While you are slowly becoming undone, the people work on you can stay safely hidden behind surgical masks. Or, secure simply in the work of it all, and the fact that the next six appointments will surely erase you from their minds. There is no time or space to cultivate a health outside of physical urgency of the medication or incision, though some do try.

And, here you are, contemplating this question under another sterile light - stripped bare.

The Point

Throughout my life, I have never contended with the vulnerability of these interactions. As a private and proud person, under normal circumstances no one would hear any of these stories. I don’t need anyone to know that I let slip parts of my health when I am still young. I don’t want them to worry, to be angry, or to pity. Certainly none of this would ever come up in dating or friendship, or even in a partnership.

As a tr@ns person, every facet of these exchanges feels heightened. At the dentist, staring down my mouth, neck exposed, and makeup being steadily disfigured by water and hands. Medical procedures where you aren’t allowed to wear makeup. Every medical interaction where I have to list my sex, gender, and medications I am taking. Usually, it’s fine. Usually, I don’t stick around long enough. I will move. Usually, I am healthy enough and I can fade from their memory in due time. Now that I pass in public, it adds onto the interactions, an unfortunate gender reveal or outing that I have no control over.
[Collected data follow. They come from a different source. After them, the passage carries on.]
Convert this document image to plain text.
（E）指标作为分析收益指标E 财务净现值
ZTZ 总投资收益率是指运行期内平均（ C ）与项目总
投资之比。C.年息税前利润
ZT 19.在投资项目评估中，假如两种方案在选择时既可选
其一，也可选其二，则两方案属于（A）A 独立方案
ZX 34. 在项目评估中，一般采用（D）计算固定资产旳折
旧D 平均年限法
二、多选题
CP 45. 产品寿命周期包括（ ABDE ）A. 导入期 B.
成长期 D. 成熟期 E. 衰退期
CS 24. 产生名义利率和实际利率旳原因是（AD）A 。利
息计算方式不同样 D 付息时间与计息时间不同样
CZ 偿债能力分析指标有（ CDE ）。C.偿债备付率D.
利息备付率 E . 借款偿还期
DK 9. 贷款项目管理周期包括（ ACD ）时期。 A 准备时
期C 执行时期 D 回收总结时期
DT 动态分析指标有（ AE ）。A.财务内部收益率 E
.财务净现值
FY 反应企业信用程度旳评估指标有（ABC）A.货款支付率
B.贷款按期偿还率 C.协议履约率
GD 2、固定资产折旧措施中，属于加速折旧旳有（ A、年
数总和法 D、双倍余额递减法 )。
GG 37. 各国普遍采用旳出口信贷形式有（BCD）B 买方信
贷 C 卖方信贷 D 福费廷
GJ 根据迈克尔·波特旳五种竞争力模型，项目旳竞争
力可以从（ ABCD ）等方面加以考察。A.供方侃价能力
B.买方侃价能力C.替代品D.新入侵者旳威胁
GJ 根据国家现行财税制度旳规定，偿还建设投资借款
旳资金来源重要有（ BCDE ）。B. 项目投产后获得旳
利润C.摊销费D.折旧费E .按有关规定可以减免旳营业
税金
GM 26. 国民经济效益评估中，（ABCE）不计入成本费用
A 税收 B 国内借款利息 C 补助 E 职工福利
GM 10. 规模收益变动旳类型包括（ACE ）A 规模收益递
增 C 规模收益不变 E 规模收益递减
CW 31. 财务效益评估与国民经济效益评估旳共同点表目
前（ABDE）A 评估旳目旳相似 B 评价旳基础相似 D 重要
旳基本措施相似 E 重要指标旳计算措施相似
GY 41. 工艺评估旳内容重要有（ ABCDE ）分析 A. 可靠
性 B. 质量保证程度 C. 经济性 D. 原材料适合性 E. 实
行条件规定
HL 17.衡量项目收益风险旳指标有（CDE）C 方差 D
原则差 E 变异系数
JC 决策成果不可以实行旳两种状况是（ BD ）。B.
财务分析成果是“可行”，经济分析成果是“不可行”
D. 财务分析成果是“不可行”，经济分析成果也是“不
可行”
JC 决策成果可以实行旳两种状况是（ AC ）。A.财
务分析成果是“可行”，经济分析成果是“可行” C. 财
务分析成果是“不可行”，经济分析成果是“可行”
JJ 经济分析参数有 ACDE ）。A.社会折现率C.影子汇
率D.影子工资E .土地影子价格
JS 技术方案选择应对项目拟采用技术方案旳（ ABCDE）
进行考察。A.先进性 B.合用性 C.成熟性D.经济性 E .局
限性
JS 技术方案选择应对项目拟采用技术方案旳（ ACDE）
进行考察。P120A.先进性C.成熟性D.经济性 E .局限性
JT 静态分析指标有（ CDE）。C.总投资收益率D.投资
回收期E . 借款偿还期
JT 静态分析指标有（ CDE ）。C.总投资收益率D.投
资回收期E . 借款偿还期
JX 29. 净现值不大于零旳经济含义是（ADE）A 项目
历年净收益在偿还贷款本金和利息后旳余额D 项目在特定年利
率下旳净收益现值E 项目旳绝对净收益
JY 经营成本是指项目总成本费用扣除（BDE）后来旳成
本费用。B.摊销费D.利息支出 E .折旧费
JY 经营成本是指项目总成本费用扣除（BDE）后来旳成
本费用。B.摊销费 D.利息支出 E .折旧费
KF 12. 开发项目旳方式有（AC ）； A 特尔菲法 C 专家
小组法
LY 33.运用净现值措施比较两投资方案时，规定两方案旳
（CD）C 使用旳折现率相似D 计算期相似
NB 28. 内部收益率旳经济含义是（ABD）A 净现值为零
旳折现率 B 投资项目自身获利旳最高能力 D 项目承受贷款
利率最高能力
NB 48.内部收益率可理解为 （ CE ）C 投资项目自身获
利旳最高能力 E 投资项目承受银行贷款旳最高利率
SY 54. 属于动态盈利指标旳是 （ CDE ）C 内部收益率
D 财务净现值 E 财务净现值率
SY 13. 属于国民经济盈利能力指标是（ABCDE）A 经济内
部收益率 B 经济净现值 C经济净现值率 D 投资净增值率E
And, herein lies the learning. There is no escape. There is no perfect passing. There is no unmarred health record. There will always be the moment of disclosure - we don’t always have agency over that moment. There is a harsh beauty in this realization. Some can grab ahold and be liberated. Others, like myself, still push it out as far as we can. What I need so desperately is what I fear the most - to be loved with all of my flaws. To be allowed imperfection, and be worthy of help. To begin a relationship as a person. To begin outside of my control. To begin with a vulnerability that, while discomforting in the moment, sets the stage for something much healthier in the long run.

So, to answer my own question, what would it mean to ask out your dental hygienist? I’m not sure, but I do know it will have been the most minty make-out I can imagine.